Using the retirement calculator here, I’ve been able to produce a baseline scenario, the results of which are in the graph above. My assumptions are a base income of $50,000 (median income for a family of four), the ability to realize 4% on savings for the whole term, paying principal down to zero over the term, working fulltime without hiatus from age 20 to age 67, realizing an income of $30,000 per year after retirement, inflation at 3% (its average for the last 300 years here), and wages incrfeasing slightly slower than inflation. I recognize that there are any number of ways in which these assumptions are unrealistically rosy, for example, a good part of the interest you’d realize on savings would be taxed away or eaten up in fees but you’ve got to start somewhere.
I also assume that Medicare continues to exist, at least for people age 67 or older.
As you can see in order to achieve the target retirement income you’d need to save 25% of your gross income. That alone should be enough to convince you that people with average or below average incomes just aren’t able to save enough for their retirements but we’ll continue with the experiment.

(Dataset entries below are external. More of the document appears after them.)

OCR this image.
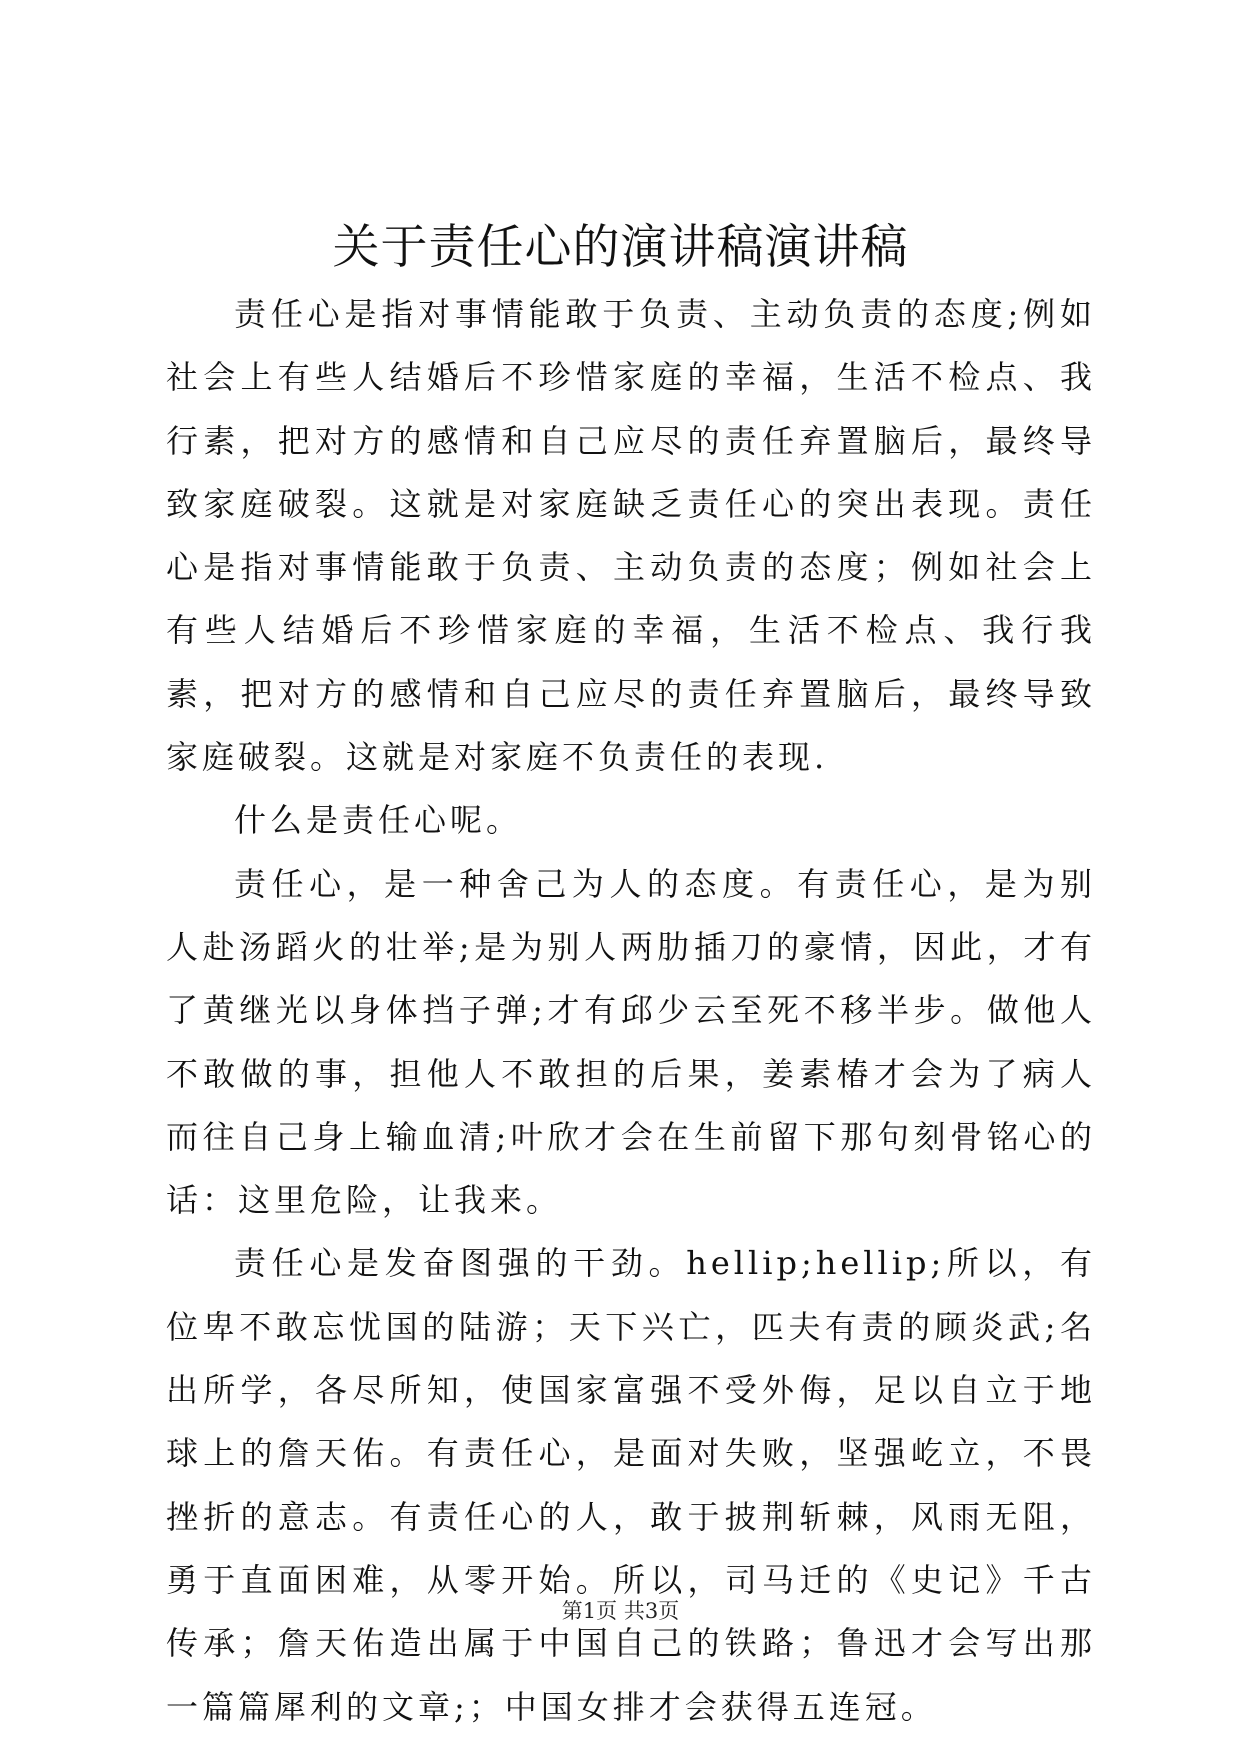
关于责任心的演讲稿演讲稿

责任心是指对事情能敢于负责、主动负责的态度;例如社会上有些人结婚后不珍惜家庭的幸福，生活不检点、我行素，把对方的感情和自己应尽的责任弃置脑后，最终导致家庭破裂。这就是对家庭缺乏责任心的突出表现。责任心是指对事情能敢于负责、主动负责的态度；例如社会上有些人结婚后不珍惜家庭的幸福，生活不检点、我行我素，把对方的感情和自己应尽的责任弃置脑后，最终导致家庭破裂。这就是对家庭不负责任的表现.

什么是责任心呢。

责任心，是一种舍己为人的态度。有责任心，是为别人赴汤蹈火的壮举;是为别人两肋插刀的豪情，因此，才有了黄继光以身体挡子弹;才有邱少云至死不移半步。做他人不敢做的事，担他人不敢担的后果，姜素椿才会为了病人而往自己身上输血清;叶欣才会在生前留下那句刻骨铭心的话：这里危险，让我来。

责任心是发奋图强的干劲。hellip;hellip;所以，有位卑不敢忘忧国的陆游；天下兴亡，匹夫有责的顾炎武;名出所学，各尽所知，使国家富强不受外侮，足以自立于地球上的詹天佑。有责任心，是面对失败，坚强屹立，不畏挫折的意志。有责任心的人，敢于披荆斩棘，风雨无阻，勇于直面困难，从零开始。所以，司马迁的《史记》千古传承；詹天佑造出属于中国自己的铁路；鲁迅才会写出那一篇篇犀利的文章;；中国女排才会获得五连冠。

第1页 共3页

Note that the result isn’t robust: it is extremely dependent on the rate of return that can be realized. At a 3% rate of return:
the rate at which you’d need to save rises to 35% and at 2% return (much, much more realistic in my view):
the rate at which you’d need to save rises to a whopping 50%.
Is it practical for people of average (or below average) income to save 25% of their income? Saving 25% leaves 75% or $37,500. Let’s make some more assumptions and construct a budget:
Here in Chicago I think that’s pretty realistic. A decent two bedroom apartment in an okay neighborhood will run at least $1,200 per month. Two CTA passes every month will cost about $2,000 a year (you won’t be able to buy a car, pay its insurance, put gas in it, and maintain it for $2,000 a year). I suppose you could scrimp a bit on food and utilities. Maybe someone more knowledgeable on shopping for healthcare insurance than I could comment on what it costs to insure a family of four. Note that if you assume that the job includes healthcare insurance you’ve got to assume it for everybody which is not a realistic assumption.
But it’s extremely frugal. Clearly, a family earning the median income can’t save enough for retirement and that’s even more obvious at lower levels of return.
There’s another monkey wrench. Look at that everything else figure. That’s most of the economy. We can’t maintain a growing economy when people are saving at that ferocious rate. Another monkey wrench: at that low level of personal consumption state and local governments couldn’t fund themselves with sales taxes. Income taxes and property taxes would need to rise and that will lower the amount of money available for saving even farther. I submit that for people below the top quintile of income earners, 80% of the people, there is no realistic way for them to save for their retirements and doing so would be too injurious to the economy to contemplate doing.
We need the Social Security program. If it didn’t exist, we would need to invent it. If we dismantle it, it will only to replace it with another program that does much the same thing.
Let’s stop telling fables about eliminating Social Security and, instead, produce realistic strategies for salvaging it. We need it.